Digital technology usage:

  • 98% have a cell phone; 89% have a smartphone
  • 97% use the internet
  • 84% use Facebook, 34% use Pinterest, 33% use Instagram, 33% use LinkedIn, and 23% use Twitter
  • Only 13% of them use Auto-Delete Apps like SnapChat

Tips for advertising to buyers who are 30-49:

  • Time to get mobile! These buyers are making some BIG buying decisions from their smartphones, so make sure your Facebook ads lead to a mobile-friendly landing page.
  • Almost all “Growers” use the internet to research purchases and connect with brands. Go all in for digital content if this is your target demographic. Social media ads, retargeting, paid search, a great website…it’s all increasingly necessary, especially as more Millennials join this age group.

 

Age Group #4: The Young Adults (18-29 years old)

Demographic group: Mid to late Millennials and Generation Z.

Median income: $729/week

Other financial information:

  • Tend to have more debt (typically student debt) and fewer assets than previous generations did at their age.
  • Most enter the housing market later, particularly in expensive urban areas.
  • The median savings for late twenty-somethings is about $16,000, but those in their early to mid 20s likely have less (if anything) saved.

Digital technology usage:

  • 100% have a cell phone; 94% have a smartphone
  • 98% use the internet
  • 88% use Facebook, 59% use Instagram, 34% use LinkedIn, and 36% use Twitter
  • Young adults, along with those younger than them, are the only age group with sizeable use of Messaging apps like Whatsapp (42%) and Auto-Delete apps like SnapChat (56%)

Tips for advertising to buyers who are 18-29:

  • Stay current! What worked for 20-year-olds ten years ago may not work anymore. Keep an eye on what’s happening, and always continue to experiment with your marketing strategy.
  • People in this age group are the most likely to seek customer support on social media – that includes posting publicly they love what you’re doing, as well as posting when they have a problem.

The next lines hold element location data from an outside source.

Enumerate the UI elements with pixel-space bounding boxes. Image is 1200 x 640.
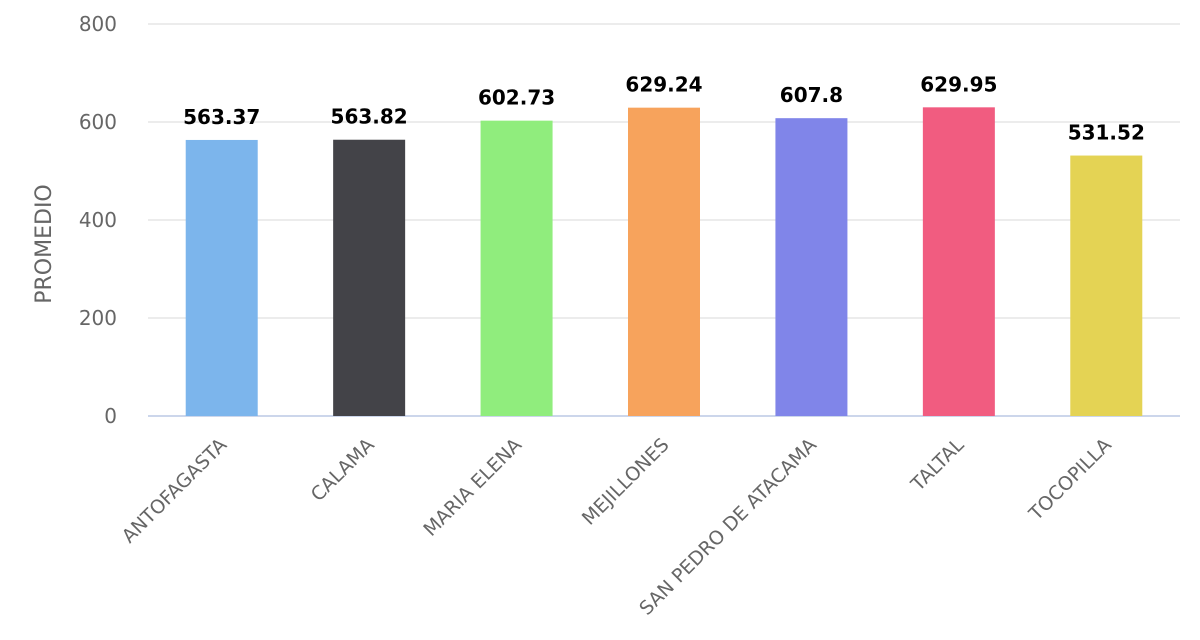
data-label: 607.8 — [780, 83, 843, 107]
data-label: 629.24 — [625, 73, 702, 97]
y-tick-label: 200 — [79, 306, 117, 330]
y-tick-label: 0 — [104, 404, 117, 428]
category-labels: ANTOFAGASTA CALAMA MARIA ELENA MEJILLONESSA… — [118, 434, 1116, 620]
category-label: TOCOPILLA — [1024, 434, 1116, 526]
data-label: 531.52 — [1068, 121, 1145, 145]
category-label: ANTOFAGASTA — [118, 434, 232, 548]
category-label: MEJILLONES — [578, 434, 674, 530]
bar-mejillones — [628, 107, 700, 417]
bar-san-pedro-de-atacama — [775, 118, 848, 416]
bar-tocopilla — [1070, 155, 1143, 416]
bars — [185, 107, 1143, 417]
data-label: 602.73 — [478, 86, 555, 110]
category-label: TALTAL — [906, 434, 968, 496]
bar-calama — [333, 139, 406, 416]
y-tick-label: 600 — [79, 110, 117, 134]
bar-taltal — [922, 107, 995, 417]
bar-antofagasta — [185, 139, 258, 416]
y-tick-label: 400 — [79, 208, 117, 232]
y-tick-labels: 0 200 400 600 800 — [79, 12, 117, 428]
data-labels: 563.37 563.82 602.73 629.24 607.8 629.95 531.5… — [183, 72, 1145, 144]
y-axis-title: PROMEDIO — [32, 184, 57, 304]
bar-maria-elena — [480, 120, 553, 417]
data-label: 629.95 — [920, 72, 997, 96]
category-label: SAN PEDRO DE ATACAMA — [635, 434, 821, 620]
category-label: CALAMA — [307, 434, 379, 506]
y-tick-label: 800 — [79, 12, 117, 36]
data-label: 563.82 — [331, 105, 408, 129]
category-label: MARIA ELENA — [419, 434, 526, 541]
data-label: 563.37 — [183, 105, 260, 129]
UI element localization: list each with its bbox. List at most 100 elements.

Make sure you double down on your digital customer service so any online inquiries, compliments, or issues get a response ASAP.
  • 95% of Millennials expect a brand to have a Facebook presence and many want to be able to build a relationship with brands they love through social media channels. Keep social media on your front burner if this is your target audience.

Why Understanding Age Groups Matters in Advertising

One of the main jobs of advertisers is to measure trends. It makes sense – if you’re going to sell something you should know what your customer wants to buy and how they want to buy it.

A person’s stage in life, their financial situation, their relationship with technology and the time period in which they grew up can all influence how they shop. Studying demographic trends and taking advantage of targeting technologies can help present your brand in the right way to the right people. For that reason, understanding age groups is essential for building a smart ad campaign.